Tuesday, June 26, 2007

more great literature

It's a very long story why I ended up with this book in my hands and before my eyes instead of Nancy Drew.

Anyway, today's literary quotation comes from Ellen Glasgow's 1911 work, The Miller of Old Church. Think American Thomas Hardy, but racist. The story, set in Virginia, is actually quite good, with a few interesting plot twists... but there's a lot (and I do mean a lot) of of people just standing around and expostulating. The narrator expostulates a lot, too.

It is a mood that comes once to every man - to some men more frequently - a mood in which the prehistoric memory of the soul is stirred, and an intolerable longing arises for the ancient nomadic freedom of the race; when the senses surfeited by civilization cry out for the strong meat of the jungle

It goes on. Men long not just for jungles and nomadic freedom and strong meat but, apparently, also for pottage.
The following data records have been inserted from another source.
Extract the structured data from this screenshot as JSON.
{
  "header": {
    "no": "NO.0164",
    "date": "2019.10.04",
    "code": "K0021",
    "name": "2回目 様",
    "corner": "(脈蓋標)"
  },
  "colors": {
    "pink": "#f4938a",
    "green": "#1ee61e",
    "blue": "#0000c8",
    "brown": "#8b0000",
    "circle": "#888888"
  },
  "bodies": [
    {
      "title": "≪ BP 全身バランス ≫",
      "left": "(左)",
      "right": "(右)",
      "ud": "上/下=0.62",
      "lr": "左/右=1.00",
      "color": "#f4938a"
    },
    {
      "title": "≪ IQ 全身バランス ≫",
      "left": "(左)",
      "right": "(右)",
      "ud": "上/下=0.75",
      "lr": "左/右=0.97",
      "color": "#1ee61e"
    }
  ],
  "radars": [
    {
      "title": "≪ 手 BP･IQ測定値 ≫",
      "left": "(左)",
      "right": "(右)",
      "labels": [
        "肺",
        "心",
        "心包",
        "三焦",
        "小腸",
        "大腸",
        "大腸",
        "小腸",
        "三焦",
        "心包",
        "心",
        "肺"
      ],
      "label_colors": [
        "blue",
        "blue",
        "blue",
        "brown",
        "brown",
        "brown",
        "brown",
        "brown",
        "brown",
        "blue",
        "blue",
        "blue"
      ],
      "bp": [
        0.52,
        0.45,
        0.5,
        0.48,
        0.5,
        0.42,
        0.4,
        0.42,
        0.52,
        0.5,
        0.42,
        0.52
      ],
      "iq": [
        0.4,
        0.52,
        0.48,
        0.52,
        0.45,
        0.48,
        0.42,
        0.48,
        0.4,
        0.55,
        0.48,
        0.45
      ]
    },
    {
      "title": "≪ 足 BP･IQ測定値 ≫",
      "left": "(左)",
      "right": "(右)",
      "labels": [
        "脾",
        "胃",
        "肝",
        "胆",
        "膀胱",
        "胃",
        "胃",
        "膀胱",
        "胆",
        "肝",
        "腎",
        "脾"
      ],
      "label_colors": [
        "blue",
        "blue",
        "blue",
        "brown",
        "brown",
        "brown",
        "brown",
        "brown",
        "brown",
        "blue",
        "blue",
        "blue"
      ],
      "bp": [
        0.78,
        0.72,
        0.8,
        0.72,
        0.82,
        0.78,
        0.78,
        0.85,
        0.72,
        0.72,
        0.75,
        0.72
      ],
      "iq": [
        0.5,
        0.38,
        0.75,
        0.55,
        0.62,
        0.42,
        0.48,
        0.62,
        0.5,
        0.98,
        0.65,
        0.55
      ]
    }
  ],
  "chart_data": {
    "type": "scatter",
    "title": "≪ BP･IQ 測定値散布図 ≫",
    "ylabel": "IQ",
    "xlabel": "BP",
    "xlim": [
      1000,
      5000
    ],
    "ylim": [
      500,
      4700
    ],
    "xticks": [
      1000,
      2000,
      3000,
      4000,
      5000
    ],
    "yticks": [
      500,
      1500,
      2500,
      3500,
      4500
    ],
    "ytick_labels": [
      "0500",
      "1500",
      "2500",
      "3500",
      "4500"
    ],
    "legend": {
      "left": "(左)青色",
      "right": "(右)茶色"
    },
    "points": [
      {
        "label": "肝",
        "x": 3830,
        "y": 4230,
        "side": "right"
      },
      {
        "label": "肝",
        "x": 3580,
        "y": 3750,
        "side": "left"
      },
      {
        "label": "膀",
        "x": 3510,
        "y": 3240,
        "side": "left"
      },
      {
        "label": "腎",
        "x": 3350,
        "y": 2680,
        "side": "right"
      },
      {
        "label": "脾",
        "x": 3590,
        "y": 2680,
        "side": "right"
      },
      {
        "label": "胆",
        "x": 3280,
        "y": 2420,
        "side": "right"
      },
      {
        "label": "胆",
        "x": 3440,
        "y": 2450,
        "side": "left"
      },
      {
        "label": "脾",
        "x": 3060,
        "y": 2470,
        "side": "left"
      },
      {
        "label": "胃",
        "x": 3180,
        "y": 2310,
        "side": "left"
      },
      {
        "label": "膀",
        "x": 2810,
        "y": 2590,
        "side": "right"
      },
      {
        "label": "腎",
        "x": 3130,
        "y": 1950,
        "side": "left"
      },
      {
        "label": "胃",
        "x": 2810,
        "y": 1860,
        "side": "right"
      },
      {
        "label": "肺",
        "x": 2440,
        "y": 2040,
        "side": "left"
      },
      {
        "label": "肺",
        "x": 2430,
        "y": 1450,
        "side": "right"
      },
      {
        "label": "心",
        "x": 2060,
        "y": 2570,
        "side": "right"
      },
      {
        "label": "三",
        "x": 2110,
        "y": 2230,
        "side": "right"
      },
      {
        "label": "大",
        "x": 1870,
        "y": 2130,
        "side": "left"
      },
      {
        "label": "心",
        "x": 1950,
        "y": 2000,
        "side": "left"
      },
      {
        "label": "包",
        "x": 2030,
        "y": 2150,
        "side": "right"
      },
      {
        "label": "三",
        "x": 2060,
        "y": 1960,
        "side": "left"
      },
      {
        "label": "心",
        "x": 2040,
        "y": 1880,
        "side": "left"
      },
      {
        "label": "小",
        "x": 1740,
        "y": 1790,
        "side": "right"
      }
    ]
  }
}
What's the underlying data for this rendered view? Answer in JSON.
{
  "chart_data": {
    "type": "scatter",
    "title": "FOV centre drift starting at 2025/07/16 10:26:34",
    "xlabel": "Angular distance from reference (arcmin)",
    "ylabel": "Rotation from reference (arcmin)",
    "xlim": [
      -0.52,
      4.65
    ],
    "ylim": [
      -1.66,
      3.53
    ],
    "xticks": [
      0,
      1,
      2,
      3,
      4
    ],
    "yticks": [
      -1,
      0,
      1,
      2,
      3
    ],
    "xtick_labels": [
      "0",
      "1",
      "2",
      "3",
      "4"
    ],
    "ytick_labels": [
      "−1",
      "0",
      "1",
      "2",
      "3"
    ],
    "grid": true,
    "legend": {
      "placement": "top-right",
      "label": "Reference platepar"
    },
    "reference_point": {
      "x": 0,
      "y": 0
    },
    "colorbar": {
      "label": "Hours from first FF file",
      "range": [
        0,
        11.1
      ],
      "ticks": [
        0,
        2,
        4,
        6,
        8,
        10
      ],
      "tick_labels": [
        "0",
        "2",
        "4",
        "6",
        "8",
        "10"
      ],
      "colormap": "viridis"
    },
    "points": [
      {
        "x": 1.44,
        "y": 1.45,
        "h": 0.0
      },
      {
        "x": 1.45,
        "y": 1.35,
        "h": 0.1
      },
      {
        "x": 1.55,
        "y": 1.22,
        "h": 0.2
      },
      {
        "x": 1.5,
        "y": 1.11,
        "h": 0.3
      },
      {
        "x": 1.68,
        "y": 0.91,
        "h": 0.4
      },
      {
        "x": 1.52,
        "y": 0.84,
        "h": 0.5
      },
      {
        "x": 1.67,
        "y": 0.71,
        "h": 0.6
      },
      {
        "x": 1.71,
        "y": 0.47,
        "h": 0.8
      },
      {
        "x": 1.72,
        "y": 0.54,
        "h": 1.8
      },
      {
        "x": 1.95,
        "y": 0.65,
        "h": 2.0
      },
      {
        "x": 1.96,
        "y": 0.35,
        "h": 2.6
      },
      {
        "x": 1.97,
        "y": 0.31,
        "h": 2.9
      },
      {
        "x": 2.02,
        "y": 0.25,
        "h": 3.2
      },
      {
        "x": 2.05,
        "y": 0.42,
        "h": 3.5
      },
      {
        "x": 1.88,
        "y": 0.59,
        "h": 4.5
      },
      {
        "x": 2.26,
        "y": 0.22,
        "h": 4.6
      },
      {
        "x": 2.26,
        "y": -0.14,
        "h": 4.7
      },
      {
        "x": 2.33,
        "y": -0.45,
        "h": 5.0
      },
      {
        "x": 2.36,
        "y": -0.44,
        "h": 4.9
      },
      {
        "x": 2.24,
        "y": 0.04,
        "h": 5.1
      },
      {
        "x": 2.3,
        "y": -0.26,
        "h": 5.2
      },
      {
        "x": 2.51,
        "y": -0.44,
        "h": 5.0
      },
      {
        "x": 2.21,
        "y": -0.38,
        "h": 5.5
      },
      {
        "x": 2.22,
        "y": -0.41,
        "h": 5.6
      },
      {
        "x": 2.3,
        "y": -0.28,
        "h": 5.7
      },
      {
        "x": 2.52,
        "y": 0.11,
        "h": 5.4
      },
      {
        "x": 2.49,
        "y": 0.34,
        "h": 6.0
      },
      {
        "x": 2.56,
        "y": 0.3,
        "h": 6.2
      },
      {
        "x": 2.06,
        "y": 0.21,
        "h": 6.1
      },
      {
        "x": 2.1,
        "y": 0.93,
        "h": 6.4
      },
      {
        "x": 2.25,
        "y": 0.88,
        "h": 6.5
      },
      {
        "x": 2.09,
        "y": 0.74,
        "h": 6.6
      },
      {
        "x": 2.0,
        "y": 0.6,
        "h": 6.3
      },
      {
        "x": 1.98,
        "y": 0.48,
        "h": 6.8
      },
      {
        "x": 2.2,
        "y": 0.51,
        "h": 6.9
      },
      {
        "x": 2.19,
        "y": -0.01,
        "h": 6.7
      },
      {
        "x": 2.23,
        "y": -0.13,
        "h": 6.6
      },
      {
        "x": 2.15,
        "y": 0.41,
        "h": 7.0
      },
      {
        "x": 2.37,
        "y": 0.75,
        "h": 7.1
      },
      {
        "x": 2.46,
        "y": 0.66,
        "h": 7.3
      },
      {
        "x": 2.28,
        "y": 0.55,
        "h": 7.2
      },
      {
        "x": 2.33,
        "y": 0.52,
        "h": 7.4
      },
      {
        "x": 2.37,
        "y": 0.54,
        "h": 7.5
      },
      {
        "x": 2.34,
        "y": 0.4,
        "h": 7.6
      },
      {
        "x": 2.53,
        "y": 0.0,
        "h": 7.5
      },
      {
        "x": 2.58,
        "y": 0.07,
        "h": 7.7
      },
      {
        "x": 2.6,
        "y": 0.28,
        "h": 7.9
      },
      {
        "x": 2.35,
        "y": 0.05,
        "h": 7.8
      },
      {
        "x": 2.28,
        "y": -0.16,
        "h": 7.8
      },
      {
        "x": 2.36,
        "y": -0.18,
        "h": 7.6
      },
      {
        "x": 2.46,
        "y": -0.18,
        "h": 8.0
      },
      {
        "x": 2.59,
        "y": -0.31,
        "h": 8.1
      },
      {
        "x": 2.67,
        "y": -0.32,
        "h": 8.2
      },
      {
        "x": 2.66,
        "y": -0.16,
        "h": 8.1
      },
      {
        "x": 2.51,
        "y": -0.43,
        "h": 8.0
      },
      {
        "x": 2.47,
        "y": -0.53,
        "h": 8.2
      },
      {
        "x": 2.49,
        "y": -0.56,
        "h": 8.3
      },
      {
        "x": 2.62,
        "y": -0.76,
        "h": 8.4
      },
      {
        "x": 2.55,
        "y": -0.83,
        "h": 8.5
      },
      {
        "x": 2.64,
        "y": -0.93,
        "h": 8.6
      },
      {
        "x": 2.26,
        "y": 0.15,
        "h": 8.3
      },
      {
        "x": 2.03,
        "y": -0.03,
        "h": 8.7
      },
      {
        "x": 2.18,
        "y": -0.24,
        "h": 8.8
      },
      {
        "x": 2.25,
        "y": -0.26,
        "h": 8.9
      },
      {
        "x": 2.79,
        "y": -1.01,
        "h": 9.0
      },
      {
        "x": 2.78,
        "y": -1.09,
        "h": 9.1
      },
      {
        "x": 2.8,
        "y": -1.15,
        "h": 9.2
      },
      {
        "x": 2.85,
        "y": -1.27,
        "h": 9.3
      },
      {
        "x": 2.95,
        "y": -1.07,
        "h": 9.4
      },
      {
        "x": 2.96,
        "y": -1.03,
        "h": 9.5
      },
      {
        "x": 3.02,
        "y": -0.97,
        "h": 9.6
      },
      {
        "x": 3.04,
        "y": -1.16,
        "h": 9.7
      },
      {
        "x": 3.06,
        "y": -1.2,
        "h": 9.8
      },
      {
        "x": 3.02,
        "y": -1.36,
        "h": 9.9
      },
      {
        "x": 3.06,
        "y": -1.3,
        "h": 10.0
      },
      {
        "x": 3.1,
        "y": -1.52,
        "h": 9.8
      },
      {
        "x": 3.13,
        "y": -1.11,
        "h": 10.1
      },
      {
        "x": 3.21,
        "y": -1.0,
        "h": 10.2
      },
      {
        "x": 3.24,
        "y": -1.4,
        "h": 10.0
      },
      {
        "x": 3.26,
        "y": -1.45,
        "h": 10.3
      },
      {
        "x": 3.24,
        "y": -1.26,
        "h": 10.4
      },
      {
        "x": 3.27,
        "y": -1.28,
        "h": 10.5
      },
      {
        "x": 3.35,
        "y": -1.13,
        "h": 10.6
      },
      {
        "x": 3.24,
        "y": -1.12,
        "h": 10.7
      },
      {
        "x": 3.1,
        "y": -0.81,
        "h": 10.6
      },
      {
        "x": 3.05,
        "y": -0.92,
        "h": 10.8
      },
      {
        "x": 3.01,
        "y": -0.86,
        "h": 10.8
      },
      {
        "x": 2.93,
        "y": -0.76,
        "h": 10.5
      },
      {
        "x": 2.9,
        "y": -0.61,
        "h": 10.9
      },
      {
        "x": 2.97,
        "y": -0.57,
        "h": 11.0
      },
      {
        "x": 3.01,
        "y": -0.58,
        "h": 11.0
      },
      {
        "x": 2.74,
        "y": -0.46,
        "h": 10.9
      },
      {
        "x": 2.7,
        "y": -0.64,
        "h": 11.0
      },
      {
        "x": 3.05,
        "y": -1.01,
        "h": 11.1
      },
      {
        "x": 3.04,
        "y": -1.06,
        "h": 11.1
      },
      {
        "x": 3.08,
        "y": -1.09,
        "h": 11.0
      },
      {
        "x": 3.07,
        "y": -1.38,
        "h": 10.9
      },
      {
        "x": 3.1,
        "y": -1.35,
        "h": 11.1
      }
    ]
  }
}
I do not pretend to understand men, much as I like, admire and appreciate them. This information, however, casts an entirely new light upon them.

4 comments:

John Burzynski said...

Makes me want a 16 oz. Porterhouse and a good NFL game...that is about as jungleistic as I get anymore.

Jim Wetzel said...

NOMAD WARRIOR CHIEFTAIN: Bartleby, what is best in life?

ME (in an unaccountable Austrian accent): To crush your enemies, see them driven before you, and hear the lamentations of their women!

Ugghh!

Hugh said...

mmMmmMMMmm. . .

Me want POTTAGE!

Matt Brown said...

My dog found a squirrel carcass in our backyard the other day. For a second, I almost yanked it out of her mouth so I could stick it into mine... just for a second.